O secretário para os Assuntos Sociais e Cultura, Alexis Tam, garantiu ontem que o Governo vai continuar a inspeccionar as clínicas privadas de forma rigorosa, após ter sido detectado o caso de uma clínica que administrou vacinas expiradas a um bebé. O caso foi detectado no dia 25 de Setembro e envolve o Centro Médico de Diagnóstico e Tratamento de Macau, localizado na Avenida da Praia Grande.
“Houve um caso de uma vacina fora de prazo que foi administrada. Nós temos leis para actuar nestas situações e não vamos permitir a utilização de vacinas fora de prazo”, afirmou Alexis Tam.
“Aliás, por lei, eles nem podem guardar as vacinas, muito menos administrar vacinas expiradas. É tudo ilegal”, acrescentou.

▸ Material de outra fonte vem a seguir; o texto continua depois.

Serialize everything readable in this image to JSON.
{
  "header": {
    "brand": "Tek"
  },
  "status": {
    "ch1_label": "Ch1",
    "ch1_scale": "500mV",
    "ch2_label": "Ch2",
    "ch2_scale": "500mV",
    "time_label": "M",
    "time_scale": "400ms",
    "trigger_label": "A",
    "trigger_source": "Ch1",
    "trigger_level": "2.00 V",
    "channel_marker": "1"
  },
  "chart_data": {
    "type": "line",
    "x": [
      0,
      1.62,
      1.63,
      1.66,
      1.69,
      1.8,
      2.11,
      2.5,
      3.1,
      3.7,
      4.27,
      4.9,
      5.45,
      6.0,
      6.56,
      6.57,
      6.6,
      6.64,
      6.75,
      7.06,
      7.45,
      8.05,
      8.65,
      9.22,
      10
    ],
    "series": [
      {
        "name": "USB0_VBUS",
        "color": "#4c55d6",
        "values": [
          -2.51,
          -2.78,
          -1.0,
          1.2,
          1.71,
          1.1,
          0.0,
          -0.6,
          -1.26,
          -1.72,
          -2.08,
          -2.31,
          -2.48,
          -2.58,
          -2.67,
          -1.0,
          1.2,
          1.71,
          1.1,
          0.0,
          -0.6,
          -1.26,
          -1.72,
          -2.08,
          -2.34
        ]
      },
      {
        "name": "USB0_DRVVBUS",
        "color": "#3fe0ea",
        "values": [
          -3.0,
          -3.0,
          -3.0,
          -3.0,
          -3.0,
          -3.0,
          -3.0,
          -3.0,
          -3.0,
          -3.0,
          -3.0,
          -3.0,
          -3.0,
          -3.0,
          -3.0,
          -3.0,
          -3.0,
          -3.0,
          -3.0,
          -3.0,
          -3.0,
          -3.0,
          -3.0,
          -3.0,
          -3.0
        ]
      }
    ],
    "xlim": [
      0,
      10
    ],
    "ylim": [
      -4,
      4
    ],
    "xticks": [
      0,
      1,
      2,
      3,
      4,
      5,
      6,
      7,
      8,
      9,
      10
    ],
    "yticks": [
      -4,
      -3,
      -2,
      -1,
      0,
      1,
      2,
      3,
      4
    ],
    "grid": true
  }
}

Ainda de acordo com o secretário, a questão da saúde é “muito importante” para o Governo, que age dentro das orientações da Organização Mundial de Saúde (OMS) e executa regularmente acções de inspecção. Também por isso, Alexis Tam deixou uma garantia: “sempre que detectamos irregularidades agimos imediatamente”, frisou.

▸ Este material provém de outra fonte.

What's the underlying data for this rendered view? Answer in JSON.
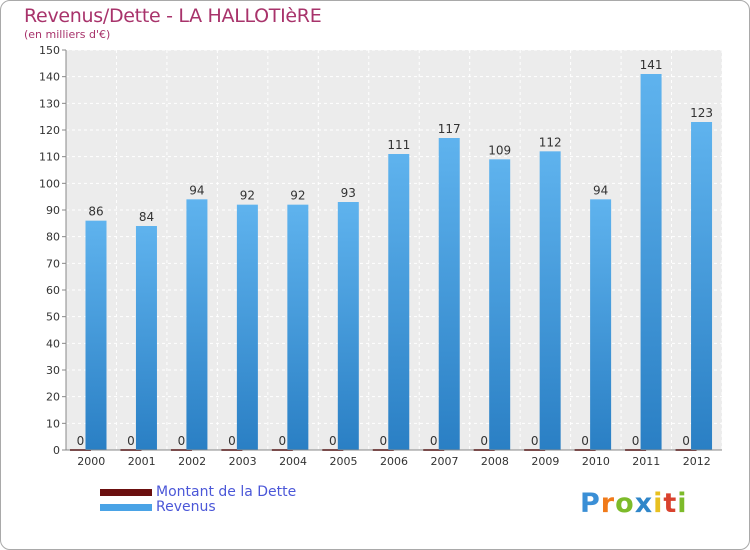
{
  "header": {
    "title": "Revenus/Dette - LA HALLOTIèRE",
    "unit_label": "(en milliers d'€)"
  },
  "chart_data": {
    "type": "bar",
    "title": "Revenus/Dette - LA HALLOTIèRE",
    "ylabel": "(en milliers d'€)",
    "xlabel": "",
    "categories": [
      "2000",
      "2001",
      "2002",
      "2003",
      "2004",
      "2005",
      "2006",
      "2007",
      "2008",
      "2009",
      "2010",
      "2011",
      "2012"
    ],
    "series": [
      {
        "name": "Montant de la Dette",
        "color": "#6b0f0f",
        "values": [
          0,
          0,
          0,
          0,
          0,
          0,
          0,
          0,
          0,
          0,
          0,
          0,
          0
        ]
      },
      {
        "name": "Revenus",
        "color": "#4aa3e6",
        "values": [
          86,
          84,
          94,
          92,
          92,
          93,
          111,
          117,
          109,
          112,
          94,
          141,
          123
        ]
      }
    ],
    "ylim": [
      0,
      150
    ],
    "yticks": [
      0,
      10,
      20,
      30,
      40,
      50,
      60,
      70,
      80,
      90,
      100,
      110,
      120,
      130,
      140,
      150
    ],
    "grid": true,
    "legend_position": "bottom-left"
  },
  "legend": {
    "items": [
      {
        "label": "Montant de la Dette",
        "color": "#6b0f0f"
      },
      {
        "label": "Revenus",
        "color": "#4aa3e6"
      }
    ]
  },
  "logo": {
    "letters": [
      "P",
      "r",
      "o",
      "x",
      "i",
      "t",
      "i"
    ],
    "colors": [
      "#3a8fd6",
      "#f07a1a",
      "#7dbb2a",
      "#2f86c9",
      "#e8c020",
      "#d9422e",
      "#7dbb2a"
    ]
  }
}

Foi no sábado à noite que os Serviços de Saúde (SSM) revelaram o caso de uma clínica que tinha administrado num bebé com um mês de idade uma vacina expirada. O acto valeu uma condenação do Governo: “Os Serviços de Saúde condenam de forma veemente o incumprimento da lei e alerta que estes actos individuais prejudicam a saúde das crianças e podem diminuir a barreira imunológica”, foi anunciado.
O facto de a vacina estar expirada não foi o único problema identificado. Segundo a investigação, as instruções da OMS também não terão sido respeitadas porque a vacina combinada de 6 em 1 é para crianças com seis semanas. Porém, o bebé tinha acabado de completar um mês quando foi vacinado.

Protecção enfraquecida

De acordo com o comunicado de sábado dos SSM, a administração de vacinas expiradas leva a uma redução da eficácia destes produtos, mas dificilmente terá “efeitos secundários graves de imediato”. Contudo, foi igualmente explicado que a prática pode enganar as pessoas, o que levará a que não seja tomadas outras medidas de precaução. “Esta suposição [de falsa protecção] pode aumentar o risco de contrair doenças infecciosas e causar grandes danos às barreiras imunológicas das vacinas, criadas para proteger as pessoas e a população”, apontou o Governo.
Logo no sábado à noite, os SSM apelaram aos médicos para denunciarem este tipo de situações e explicaram que os envolvidos podem ser punidos com multas ou mesmo suspensão da licença da profissão.